Very little material, weapons or otherwise, is passing at present through the smuggling tunnels that crisscross the desert border between Egypt and Gaza, with the new rulers in Cairo ordering a clampdown following Morsi’s removal.

The army-backed government has accused Hamas of interfering in Egyptian affairs and suggested that Palestinians might be helping Islamist militants active in the Sinai peninsula.

The restrictions on the tunnels, which flourished thanks to an Israeli blockade on the coastal enclave, cost Gaza at least $230 million in July alone, said Hamas Economy Minister Ala al-Rafati. But he rejected any suggestion of a financial crisis.

“There are some problems and they are being overcome,” he told Reuters Monday, adding that the tunnel trade, which provides Hamas with a crucial source of tax income, had dropped some 60 percent since Morsi’s ousting.

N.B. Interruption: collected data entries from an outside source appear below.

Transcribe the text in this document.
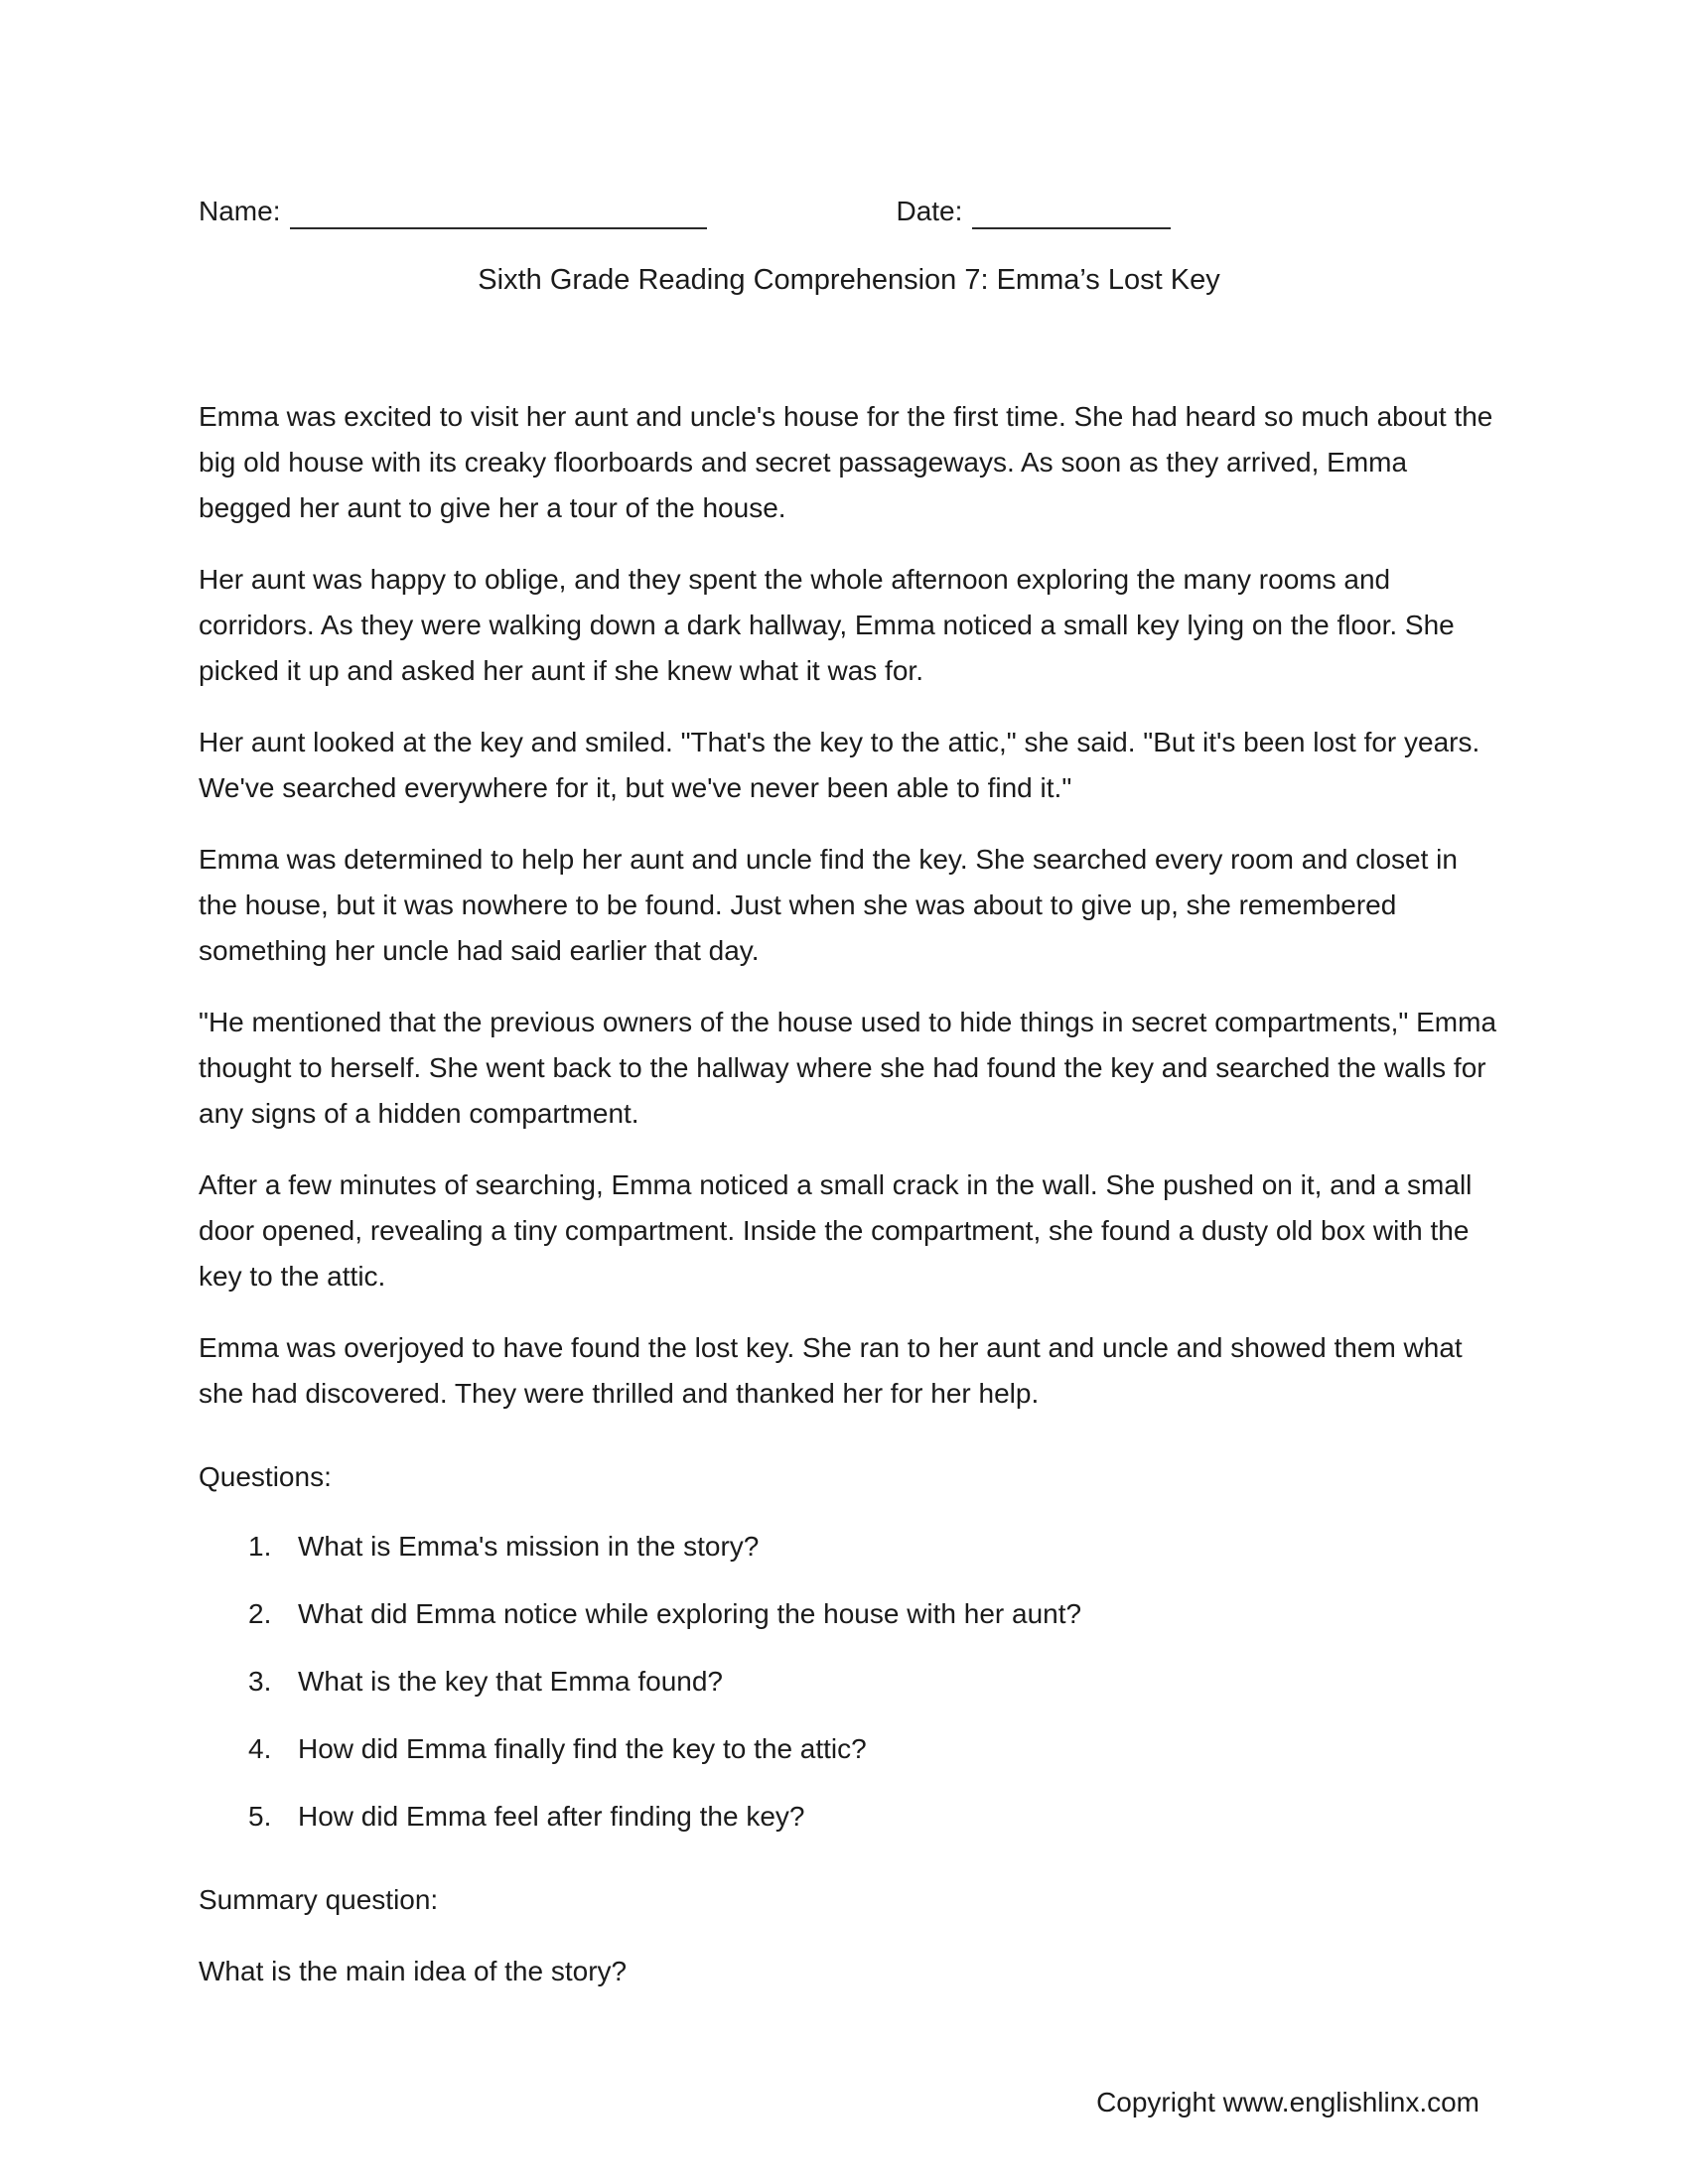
Name:	Date:
Sixth Grade Reading Comprehension 7: Emma’s Lost Key

Emma was excited to visit her aunt and uncle's house for the first time. She had heard so much about the big old house with its creaky floorboards and secret passageways. As soon as they arrived, Emma begged her aunt to give her a tour of the house.

Her aunt was happy to oblige, and they spent the whole afternoon exploring the many rooms and corridors. As they were walking down a dark hallway, Emma noticed a small key lying on the floor. She picked it up and asked her aunt if she knew what it was for.

Her aunt looked at the key and smiled. "That's the key to the attic," she said. "But it's been lost for years. We've searched everywhere for it, but we've never been able to find it."

Emma was determined to help her aunt and uncle find the key. She searched every room and closet in the house, but it was nowhere to be found. Just when she was about to give up, she remembered something her uncle had said earlier that day.

"He mentioned that the previous owners of the house used to hide things in secret compartments," Emma thought to herself. She went back to the hallway where she had found the key and searched the walls for any signs of a hidden compartment.

After a few minutes of searching, Emma noticed a small crack in the wall. She pushed on it, and a small door opened, revealing a tiny compartment. Inside the compartment, she found a dusty old box with the key to the attic.

Emma was overjoyed to have found the lost key. She ran to her aunt and uncle and showed them what she had discovered. They were thrilled and thanked her for her help.

Questions:
1. What is Emma's mission in the story?
2. What did Emma notice while exploring the house with her aunt?
3. What is the key that Emma found?
4. How did Emma finally find the key to the attic?
5. How did Emma feel after finding the key?
Summary question:
What is the main idea of the story?
Copyright www.englishlinx.com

In an additional blow, Hamas’s close ties with Qatar have also been dented this summer.

The emir of the energy-rich Gulf state visited Gaza last October promising millions of dollars of aid, but he abdicated in June and his heir has shown much less interest in Hamas.

In reaching out once more to Iran and Hezbollah, Hamas’s dilemma is as much ideological as political – how to balance its Sunni Brotherhood roots with its vital interests to forge partnerships with fellow enemies of Israel.

Leading a special prayer meeting Friday for the souls of the “Egyptian martyrs,” the Hamas prime minister in Gaza, Ismail Haniyeh, made clear that the war with Israel took precedence.

“We understand that the priority of our resistance is to liberate the land, regain the rights and return the Palestinian people to the land they were forced out of,” said Haniyeh, the movement’s deputy chief.

“We have no military and no security role in Egypt or in the Sinai. Our military and security role is here, on the land of Palestine and against the Zionist enemy.”

Founded in 1988, Hamas has regularly squared off against Israel, most recently in November last year in an eight-day conflict that killed at least 170 Palestinians and six Israelis. The truce was brokered by Morsi.

Israeli analyst Yaari thought Iran would exact a price for welcoming Hamas back into the fold. “It will require them to stop opposing Assad and stop any criticism of Hezbollah’s intervention [in Syria] and Iranian support of Assad,” he said.

Zahar, who lost two sons in the conflict against Israel in past years and carries great weight in the movement, has always sought to maintain good ties with Iran.

But he also says Hamas, which is estimated to have around 30,000 well-equipped fighters, has survived difficult situations in the past when U.S.-backed strongman Hosni Mubarak ruled Egypt and kept Gaza in a vice.

“We became very strong in an era where the entire surrounding environment was hostile,” he said. “Our resistance relies mainly on God and also on its capabilities. History proved we have always emerged stronger every time.”